So with Suzie shouting "Stop, stop!" while pounding on Padraic's knobby fingers and Dawn shrieking in a fit, "For the sake of God man, do ye want to hang for murder here!" and Padriac grimly throttling Aisling, Suzie's pre-Jorge beau, Eugene Gallipagus came up behind Padraic and neatly smacked him across the pate with its thin array and poor protection of vanishing hair, employing a wine bottle he had carefully selected in the process. A spray of wine and bottle shards went everywhere.

Padraic's eyes sort of rolled back and down he went to the floor, releasing Aisling who desperated gulping in lungfuls of fresh air as he sat heavily in a chair.

Old Schmidt collected the end of the bottle so that there would be no more violence.

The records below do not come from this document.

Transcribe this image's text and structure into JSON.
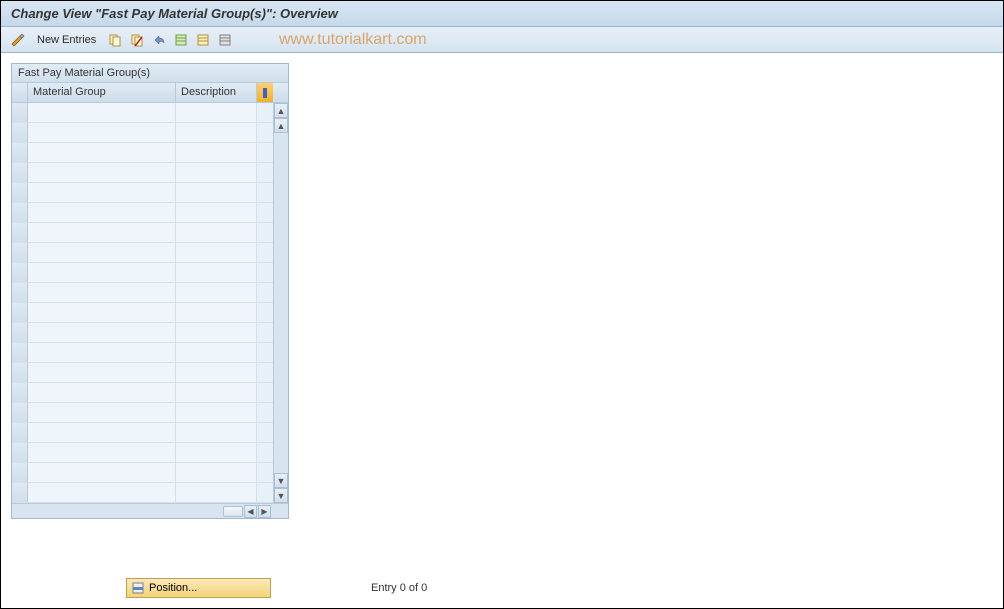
{
  "title": "Change View \"Fast Pay Material Group(s)\": Overview",
  "toolbar": {
    "new_entries_label": "New Entries"
  },
  "watermark": "www.tutorialkart.com",
  "panel": {
    "title": "Fast Pay Material Group(s)",
    "columns": {
      "material": "Material Group",
      "description": "Description"
    },
    "rows": [
      {
        "material": "",
        "description": ""
      },
      {
        "material": "",
        "description": ""
      },
      {
        "material": "",
        "description": ""
      },
      {
        "material": "",
        "description": ""
      },
      {
        "material": "",
        "description": ""
      },
      {
        "material": "",
        "description": ""
      },
      {
        "material": "",
        "description": ""
      },
      {
        "material": "",
        "description": ""
      },
      {
        "material": "",
        "description": ""
      },
      {
        "material": "",
        "description": ""
      },
      {
        "material": "",
        "description": ""
      },
      {
        "material": "",
        "description": ""
      },
      {
        "material": "",
        "description": ""
      },
      {
        "material": "",
        "description": ""
      },
      {
        "material": "",
        "description": ""
      },
      {
        "material": "",
        "description": ""
      },
      {
        "material": "",
        "description": ""
      },
      {
        "material": "",
        "description": ""
      },
      {
        "material": "",
        "description": ""
      },
      {
        "material": "",
        "description": ""
      }
    ]
  },
  "footer": {
    "position_label": "Position...",
    "entry_status": "Entry 0 of 0"
  }
}
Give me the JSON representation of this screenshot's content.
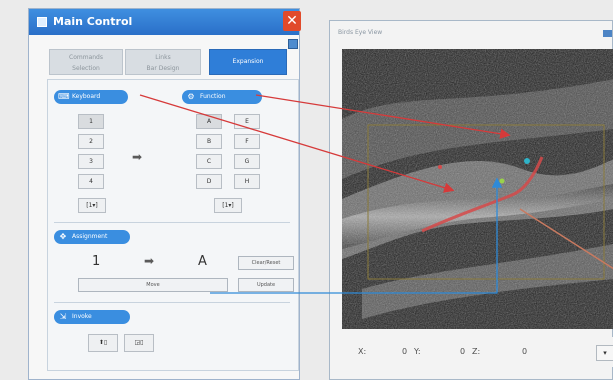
{
  "main_control": {
    "title": "Main Control",
    "close_icon": "close-x-icon",
    "tabs": [
      {
        "label_1": "Commands",
        "label_2": "Selection"
      },
      {
        "label_1": "Links",
        "label_2": "Bar Design"
      },
      {
        "label_1": "Expansion",
        "label_2": ""
      }
    ],
    "sections": {
      "keyboard": {
        "label": "Keyboard",
        "icon": "keyboard-icon"
      },
      "function": {
        "label": "Function",
        "icon": "function-icon"
      },
      "assignment": {
        "label": "Assignment",
        "icon": "move-icon"
      },
      "invoke": {
        "label": "Invoke",
        "icon": "invoke-icon"
      }
    },
    "left_keys": [
      "1",
      "2",
      "3",
      "4"
    ],
    "right_keys": [
      [
        "A",
        "E"
      ],
      [
        "B",
        "F"
      ],
      [
        "C",
        "G"
      ],
      [
        "D",
        "H"
      ]
    ],
    "left_stepper": "[1▾]",
    "right_stepper": "[1▾]",
    "assign": {
      "from": "1",
      "to": "A",
      "clear_label": "Clear/Reset",
      "wide_label": "Move",
      "small_label": "Update"
    },
    "invoke_buttons": [
      "⬆▯",
      "◲▯"
    ],
    "arrow_glyph": "➡"
  },
  "birds_eye": {
    "title": "Birds Eye View",
    "x_label": "X:",
    "x_value": "0",
    "y_label": "Y:",
    "y_value": "0",
    "z_label": "Z:",
    "z_value": "0",
    "dropdown_glyph": "▾"
  },
  "colors": {
    "accent": "#3a8ee0",
    "arrow_red": "#d63a3a",
    "arrow_blue": "#2e8ad8"
  }
}
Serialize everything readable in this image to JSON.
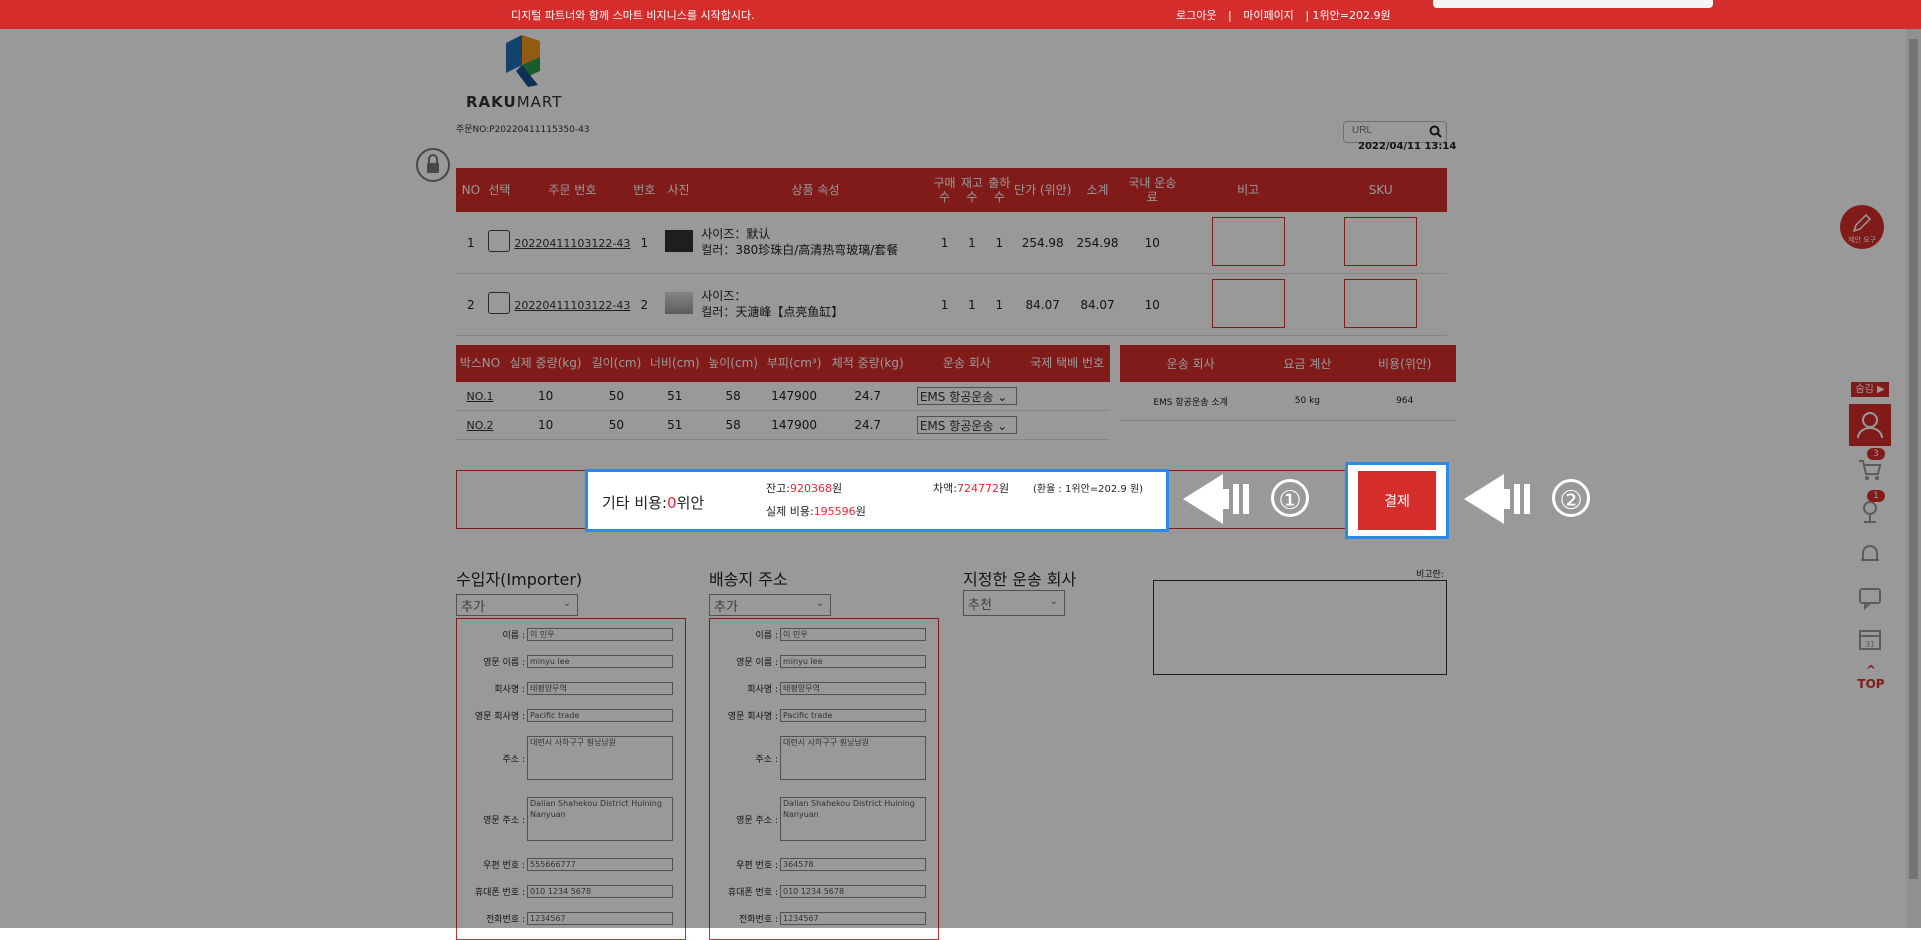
{
  "topbar": {
    "slogan": "디지털 파트너와 함께 스마트 비지니스를 시작합시다.",
    "logout": "로그아웃",
    "sep": "|",
    "mypage": "마이페이지",
    "rate": "| 1위안=202.9원"
  },
  "logo": {
    "text_a": "RAKU",
    "text_b": "MART"
  },
  "order_no": "주문NO:P20220411115350-43",
  "search": {
    "placeholder": "URL"
  },
  "datetime": "2022/04/11 13:14",
  "products": {
    "headers": [
      "NO",
      "선택",
      "주문 번호",
      "번호",
      "사진",
      "상품 속성",
      "구매수",
      "재고수",
      "출하수",
      "단가 (위안)",
      "소계",
      "국내 운송료",
      "비고",
      "SKU"
    ],
    "rows": [
      {
        "no": "1",
        "order": "20220411103122-43",
        "num": "1",
        "size": "사이즈：默认",
        "color": "컬러：380珍珠白/高清热弯玻璃/套餐",
        "buy": "1",
        "stock": "1",
        "ship": "1",
        "price": "254.98",
        "subtotal": "254.98",
        "domestic": "10"
      },
      {
        "no": "2",
        "order": "20220411103122-43",
        "num": "2",
        "size": "사이즈：",
        "color": "컬러：天溏峰【点亮鱼缸】",
        "buy": "1",
        "stock": "1",
        "ship": "1",
        "price": "84.07",
        "subtotal": "84.07",
        "domestic": "10"
      }
    ]
  },
  "boxes": {
    "headers": [
      "박스NO",
      "실제 중량(kg)",
      "길이(cm)",
      "너비(cm)",
      "높이(cm)",
      "부피(cm³)",
      "체적 중량(kg)",
      "운송 회사",
      "국제 택배 번호"
    ],
    "rows": [
      {
        "box": "NO.1",
        "weight": "10",
        "length": "50",
        "width": "51",
        "height": "58",
        "volume": "147900",
        "vol_weight": "24.7",
        "carrier": "EMS 항공운송"
      },
      {
        "box": "NO.2",
        "weight": "10",
        "length": "50",
        "width": "51",
        "height": "58",
        "volume": "147900",
        "vol_weight": "24.7",
        "carrier": "EMS 항공운송"
      }
    ]
  },
  "shipping_fee": {
    "headers": [
      "운송 회사",
      "요금 계산",
      "비용(위안)"
    ],
    "row": {
      "carrier": "EMS 항공운송 소계",
      "calc": "50 kg",
      "cost": "964"
    }
  },
  "payment": {
    "other_label": "기타 비용:",
    "other_value": "0",
    "other_unit": "위안",
    "balance_label": "잔고:",
    "balance_value": "920368",
    "balance_unit": "원",
    "actual_label": "실제 비용:",
    "actual_value": "195596",
    "actual_unit": "원",
    "diff_label": "차액:",
    "diff_value": "724772",
    "diff_unit": "원",
    "rate": "(환율 : 1위안=202.9 원)",
    "pay_button": "결제",
    "step1": "①",
    "step2": "②"
  },
  "importer": {
    "title": "수입자(Importer)",
    "select": "추가",
    "labels": [
      "이름 :",
      "영문 이름 :",
      "회사명 :",
      "영문 회사명 :",
      "주소 :",
      "영문 주소 :",
      "우편 번호 :",
      "휴대폰 번호 :",
      "전화번호 :"
    ],
    "values": [
      "이 민우",
      "minyu lee",
      "태평양무역",
      "Pacific trade",
      "대련시 사하구구 훤닝남원",
      "Dalian Shahekou District Huining Nanyuan",
      "555666777",
      "010 1234 5678",
      "1234567"
    ]
  },
  "delivery": {
    "title": "배송지 주소",
    "select": "추가",
    "labels": [
      "이름 :",
      "영문 이름 :",
      "회사명 :",
      "영문 회사명 :",
      "주소 :",
      "영문 주소 :",
      "우편 번호 :",
      "휴대폰 번호 :",
      "전화번호 :"
    ],
    "values": [
      "이 민우",
      "minyu lee",
      "태평양무역",
      "Pacific trade",
      "대련시 사하구구 훤닝남원",
      "Dalian Shahekou District Huining Nanyuan",
      "364578",
      "010 1234 5678",
      "1234567"
    ]
  },
  "carrier_select": {
    "title": "지정한 운송 회사",
    "select": "추천"
  },
  "note_label": "비고란:",
  "sidebar": {
    "hide": "숨김 ▶",
    "cart_count": "3",
    "fav_count": "1",
    "top": "TOP",
    "request": "제안 요구"
  },
  "colors": {
    "brand": "#d52d2c",
    "highlight": "#2b8ae6"
  }
}
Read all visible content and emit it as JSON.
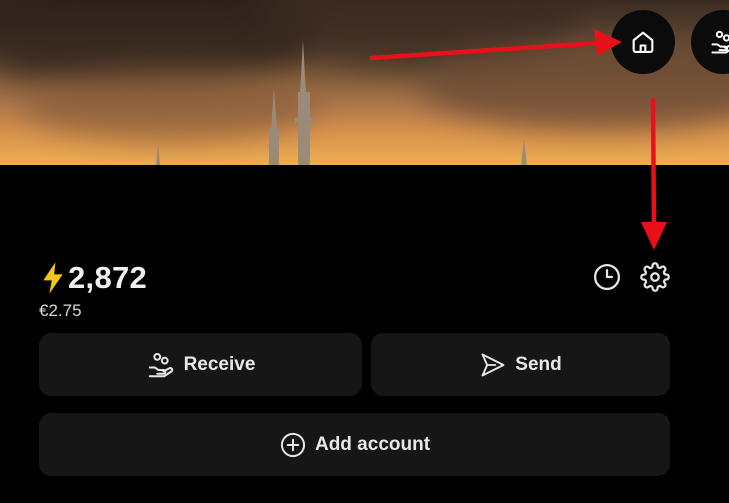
{
  "header": {
    "home_button_icon": "home-icon",
    "receive_shortcut_icon": "hand-coins-icon"
  },
  "wallet": {
    "balance_icon": "lightning-bolt-icon",
    "balance": "2,872",
    "fiat_value": "€2.75",
    "history_icon": "clock-icon",
    "settings_icon": "gear-icon"
  },
  "actions": {
    "receive_label": "Receive",
    "receive_icon": "hand-coins-icon",
    "send_label": "Send",
    "send_icon": "paper-plane-icon",
    "add_account_label": "Add account",
    "add_account_icon": "plus-circle-icon"
  },
  "colors": {
    "background": "#000000",
    "button_background": "#161616",
    "bolt": "#f5c518",
    "annotation_arrow": "#e8111a"
  }
}
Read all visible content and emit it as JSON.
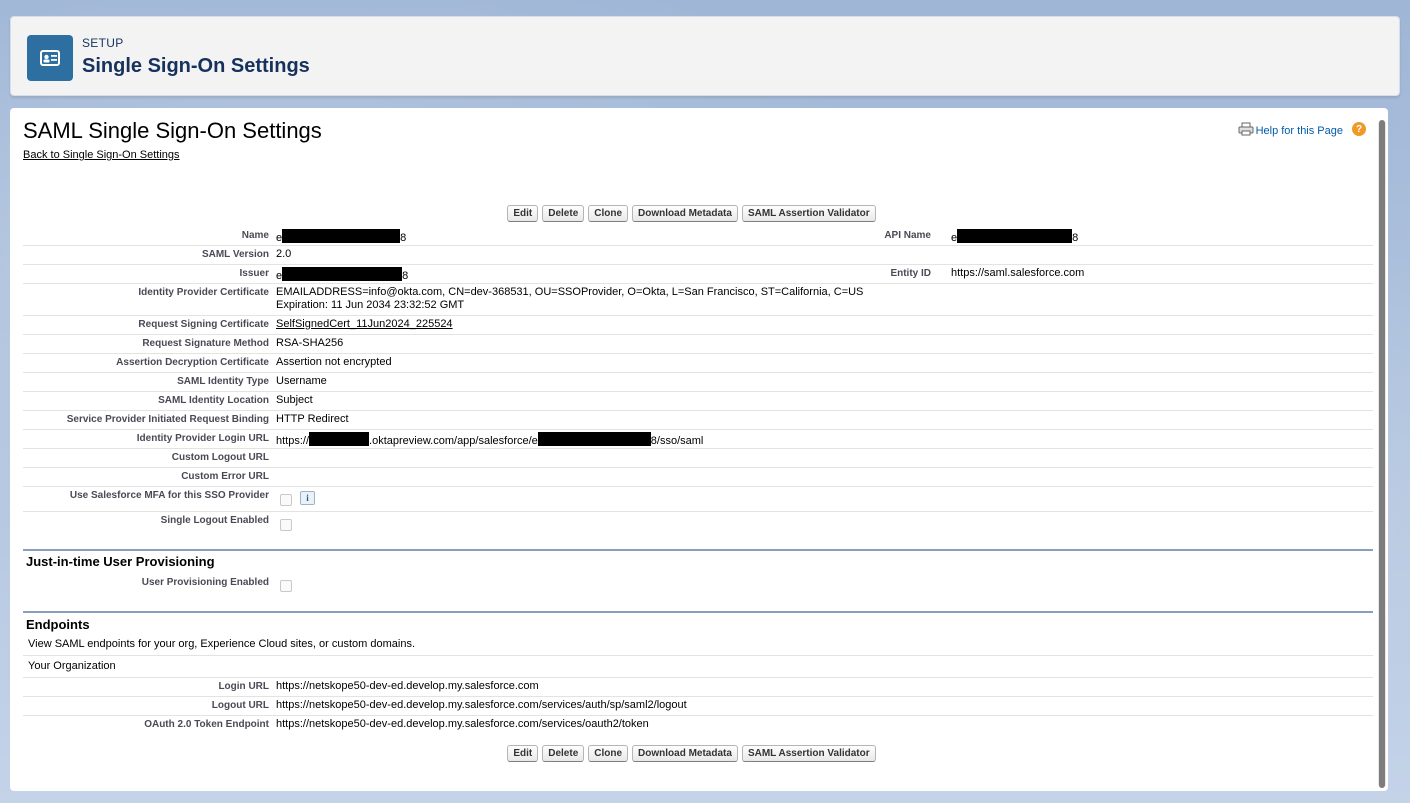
{
  "header": {
    "eyebrow": "SETUP",
    "title": "Single Sign-On Settings"
  },
  "page": {
    "title": "SAML Single Sign-On Settings",
    "back_link": "Back to Single Sign-On Settings",
    "help_link": "Help for this Page",
    "help_icon": "?"
  },
  "buttons": {
    "edit": "Edit",
    "delete": "Delete",
    "clone": "Clone",
    "download_metadata": "Download Metadata",
    "saml_validator": "SAML Assertion Validator"
  },
  "fields": {
    "name_label": "Name",
    "name_prefix": "e",
    "name_suffix": "8",
    "api_name_label": "API Name",
    "api_name_prefix": "e",
    "api_name_suffix": "8",
    "saml_version_label": "SAML Version",
    "saml_version": "2.0",
    "issuer_label": "Issuer",
    "issuer_prefix": "e",
    "issuer_suffix": "8",
    "entity_id_label": "Entity ID",
    "entity_id": "https://saml.salesforce.com",
    "idp_cert_label": "Identity Provider Certificate",
    "idp_cert_line1": "EMAILADDRESS=info@okta.com, CN=dev-368531, OU=SSOProvider, O=Okta, L=San Francisco, ST=California, C=US",
    "idp_cert_line2": "Expiration: 11 Jun 2034 23:32:52 GMT",
    "req_sign_cert_label": "Request Signing Certificate",
    "req_sign_cert": "SelfSignedCert_11Jun2024_225524",
    "req_sign_method_label": "Request Signature Method",
    "req_sign_method": "RSA-SHA256",
    "assert_decrypt_label": "Assertion Decryption Certificate",
    "assert_decrypt": "Assertion not encrypted",
    "identity_type_label": "SAML Identity Type",
    "identity_type": "Username",
    "identity_location_label": "SAML Identity Location",
    "identity_location": "Subject",
    "sp_binding_label": "Service Provider Initiated Request Binding",
    "sp_binding": "HTTP Redirect",
    "idp_login_url_label": "Identity Provider Login URL",
    "idp_login_url_a": "https://",
    "idp_login_url_b": ".oktapreview.com/app/salesforce/e",
    "idp_login_url_c": "8/sso/saml",
    "custom_logout_label": "Custom Logout URL",
    "custom_error_label": "Custom Error URL",
    "mfa_label": "Use Salesforce MFA for this SSO Provider",
    "mfa_info": "i",
    "single_logout_label": "Single Logout Enabled"
  },
  "jit": {
    "title": "Just-in-time User Provisioning",
    "enabled_label": "User Provisioning Enabled"
  },
  "endpoints": {
    "title": "Endpoints",
    "description": "View SAML endpoints for your org, Experience Cloud sites, or custom domains.",
    "org_label": "Your Organization",
    "login_url_label": "Login URL",
    "login_url": "https://netskope50-dev-ed.develop.my.salesforce.com",
    "logout_url_label": "Logout URL",
    "logout_url": "https://netskope50-dev-ed.develop.my.salesforce.com/services/auth/sp/saml2/logout",
    "oauth_label": "OAuth 2.0 Token Endpoint",
    "oauth_url": "https://netskope50-dev-ed.develop.my.salesforce.com/services/oauth2/token"
  }
}
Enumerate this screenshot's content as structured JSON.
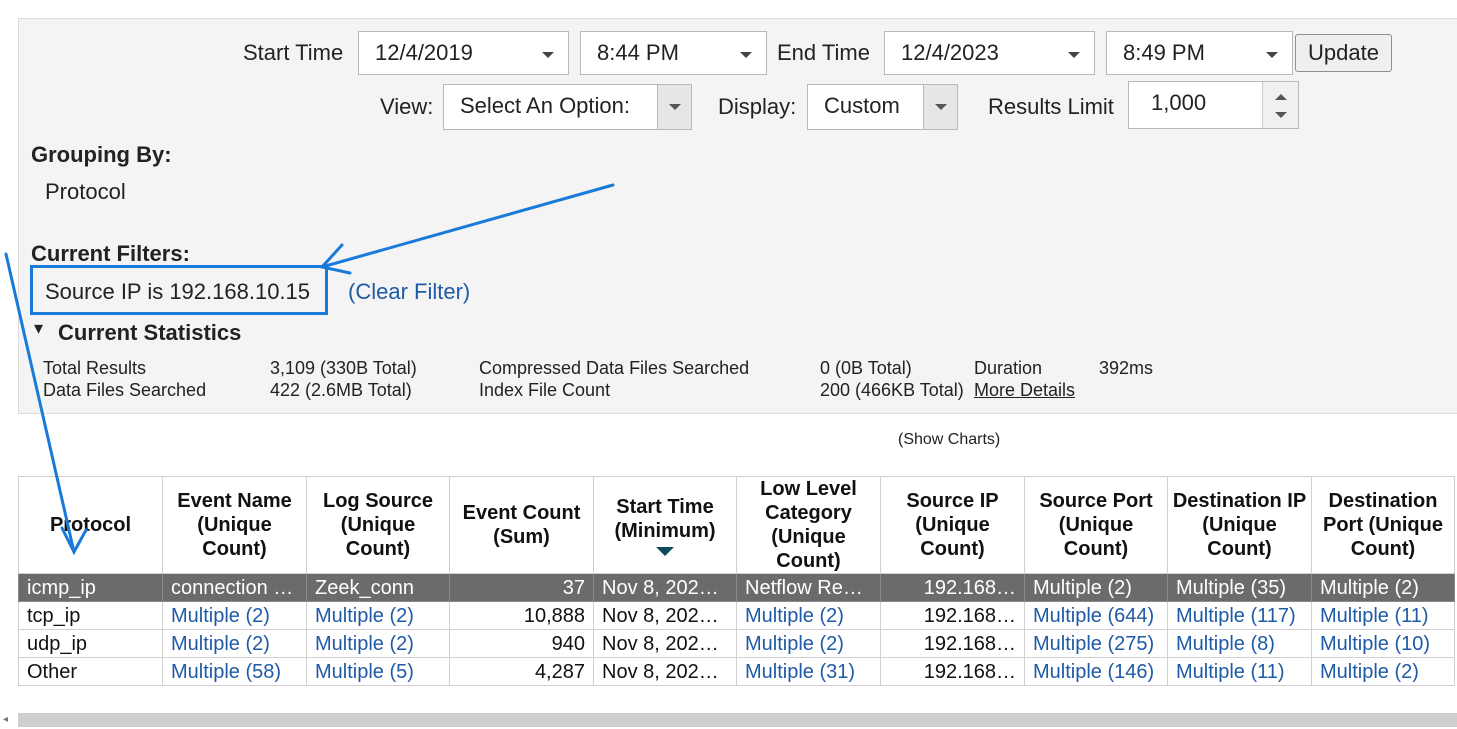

Both Suzie and Dawn began interrogating the boy who responded as best he could.

"Where have you been? Why have you not written? What has happened? Why are you back now?"

"Aaauuuuhhhh!" gasped Aisling.

A glass of Fat Tire was put in his hand and a few sips of that invigorating ale seemed to do the trick.

Meanwhile Old Schmidt examined the bottle label that had brought down Padraic. "Châteauneuf-du-Pape! And a good year too! Next time, better use the Fusel."

Eugene simply shrugged, but at the mention of that expensive beverage, Padraic stirred from the floor.

"Why have you not written," asked Dawn again. "Where have you been?"

"Long Kesh," said Aisling, finally. "The H Blocks."

At the mention of that dreaded place everyone stood back.

"Long Kesh," said Padraic. "Your not an IRA terrorist -- you're an idiot. There oughta be a difference. Ohhhhh this hurts", he said as he got up.

Someone offered him a tylenol, but he waved it away as he sat heavily in a chair across from Aisling. "Oh Châteauneuf-du-Pape! Oh that hurts indeed!" He faced Suzie who stood in shocked silence. "The Maze is it now! What is it with you and terrorists? Can't ya find a daycent Christian boy around here?"

"I'm not IRA," said Aisling. "It was a case of mistaken identity."

And so the story all spilled out of him. He had managed to tick off a member of paramilitaries, one of those splinter groups that split off from the UDF, a group calling itself the Ulster Devout Defence Exemplary Rabble (UDDER) which had concieved of the novel use of cows as walking IED's against the British, the IRA, overcharging local keepers, cell phone users in cars, spitting in public, and anybody who they did not like. So the UDDERS had informed on Aisling, telling the Guarda that Aisling was really Dirty Harry Hanrahan, the worst sort of IRA bomber and behind the bush bugger that had ever lived. Hanrahan was so hated that when they grabbed Aisling they reopened the long closed Her Majesty's Prison Maze, otherwise known as Long Kesh, just for his honor.

They figured out quickly enough that Aisling, far from being Hanrahan, was no sort of radical in any sense of the word, possessing as he did and still does all the violent tendencies and yen for adventure of a small Hobbit, however the very act of reopening the notorious Maze had caused a tremendous ruction between what passes for conservatives and liberals in this country.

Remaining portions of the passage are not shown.